Causative agents- Candida albicans
C. tropicalis
C. pseudotropicalis
C. guilliermondii
C. brumptii
C. parapsilosis
C. krusei
Under normal conditions, Candida spp. saprophytes.
In human beings, C. albicans is an endo-saprophyte of GI tract & vagina.
Common predisposing factor -diabetes
LAB DIAGNOSIS
Collection of infected material- Skin or nail scrapings, mucous patches from mouth, vagina or anus, sputum, blood, CSF or faeces (collected in sterile conditions or as smears on slides).
Microscopy- Skin & nail scrapings mounted in 10% KOH, with a coverslip & heated gently.
Sputum or mucous material should be pressed to a thin film with a cover glass on slide.
Stained by Gram method or Lactophenol Cotton blue.
Candida seen as ovoid yeast measuring 2.5-4µm in diameter & as budding yeast cells.
Pseudo-mycelium present in most cases (indicates colonization & tissue invasion).
3. Culture- On SDA at room temperature & at 25-37°C.
Colonies are creamy white, smooth & with a yeasty odour.
C. albicans forms chlamydospores on corn meal agar at 20°C.
4. Germ tubes- C. albicans forms germ tubes within 2h when incubated in human serum at 37°C (Reynolds- Braude phenomenon).

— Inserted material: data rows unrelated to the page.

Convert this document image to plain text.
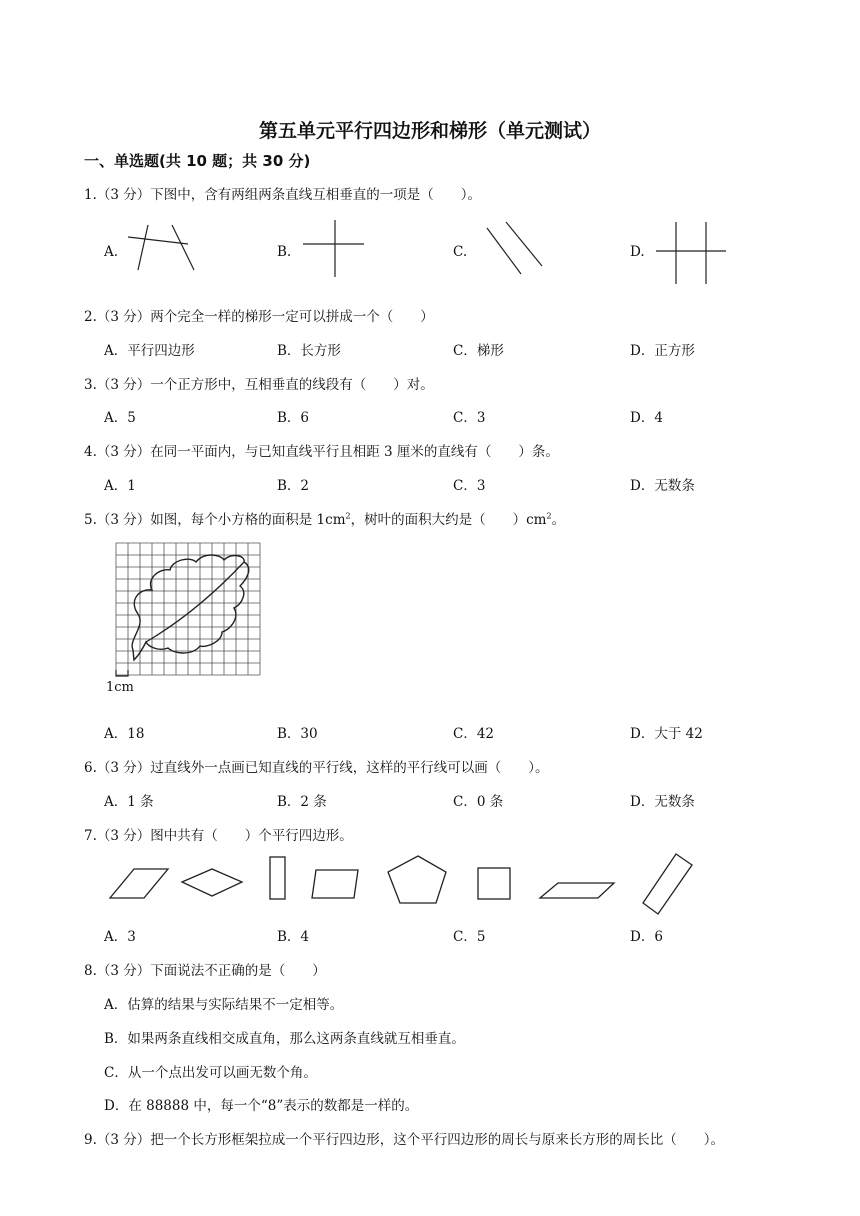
第五单元平行四边形和梯形（单元测试）
一、单选题(共 10 题；共 30 分)
1.（3 分）下图中，含有两组两条直线互相垂直的一项是（　　）。
A.	B.	C.	D.
2.（3 分）两个完全一样的梯形一定可以拼成一个（　　）
A．平行四边形	B．长方形	C．梯形	D．正方形
3.（3 分）一个正方形中，互相垂直的线段有（　　）对。
A．5	B．6	C．3	D．4
4.（3 分）在同一平面内，与已知直线平行且相距 3 厘米的直线有（　　）条。
A．1	B．2	C．3	D．无数条
5.（3 分）如图，每个小方格的面积是 $1cm^2$，树叶的面积大约是（　　）$cm^2$。
1cm
A．18	B．30	C．42	D．大于 42
6.（3 分）过直线外一点画已知直线的平行线，这样的平行线可以画（　　）。
A．1 条	B．2 条	C．0 条	D．无数条
7.（3 分）图中共有（　　）个平行四边形。
A．3	B．4	C．5	D．6
8.（3 分）下面说法不正确的是（　　）
A．估算的结果与实际结果不一定相等。
B．如果两条直线相交成直角，那么这两条直线就互相垂直。
C．从一个点出发可以画无数个角。
D．在 88888 中，每一个“8”表示的数都是一样的。
9.（3 分）把一个长方形框架拉成一个平行四边形，这个平行四边形的周长与原来长方形的周长比（　　）。
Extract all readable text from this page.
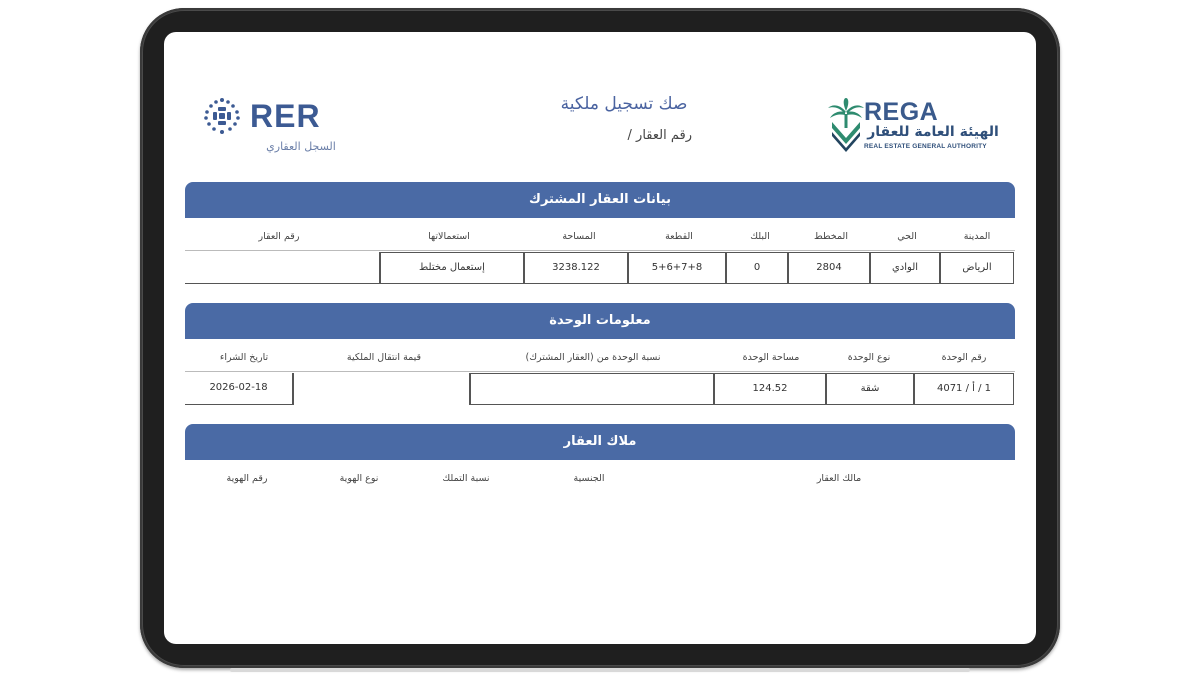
RER
السجل العقاري
صك تسجيل ملكية
رقم العقار /
REGA
الهيئة العامة للعقار
REAL ESTATE GENERAL AUTHORITY
بيانات العقار المشترك
المدينة
الحي
المخطط
البلك
القطعة
المساحة
استعمالاتها
رقم العقار
الرياض
الوادي
2804
0
5+6+7+8
3238.122
إستعمال مختلط
معلومات الوحدة
رقم الوحدة
نوع الوحدة
مساحة الوحدة
نسبة الوحدة من (العقار المشترك)
قيمة انتقال الملكية
تاريخ الشراء
1 / أ / 4071
شقة
124.52
2026-02-18
ملاك العقار
مالك العقار
الجنسية
نسبة التملك
نوع الهوية
رقم الهوية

Germ tubes seen as long tube like projections extending from yeast cells.
5. Antigen detection- Tests (ELISA, RIA) for detection of Candidal antigen.
6. Animal inoculation test- C. albicans pathogenic for rabbits, guinea pigs & mice.
Intravenous inoculation of C. albicans in rabbits kills animal in 4-5 days with typical abscesses in kidney. Test not much of diagnostic value.
Treatment & Prevention
No specific treatment for candidiasis; Candida resistant to all antibiotics.
Remove predisposing factors in all cases.
Affected area should be kept dry.
Superficial infections (Cutaneous lesions) treated with topical agents like Sodium caprylate, Sodium propionate, Gentian- violet, Nystatin, Miconazole & Trichomycin.
Systemic candidiasis- Ketoconazole, Amphotericin- B, Flucanazole, Itraconazole & Flucytosine.
Disseminated candidiasis- Amphotericin-B, 5-Fluorocytosine & Clotrimazole.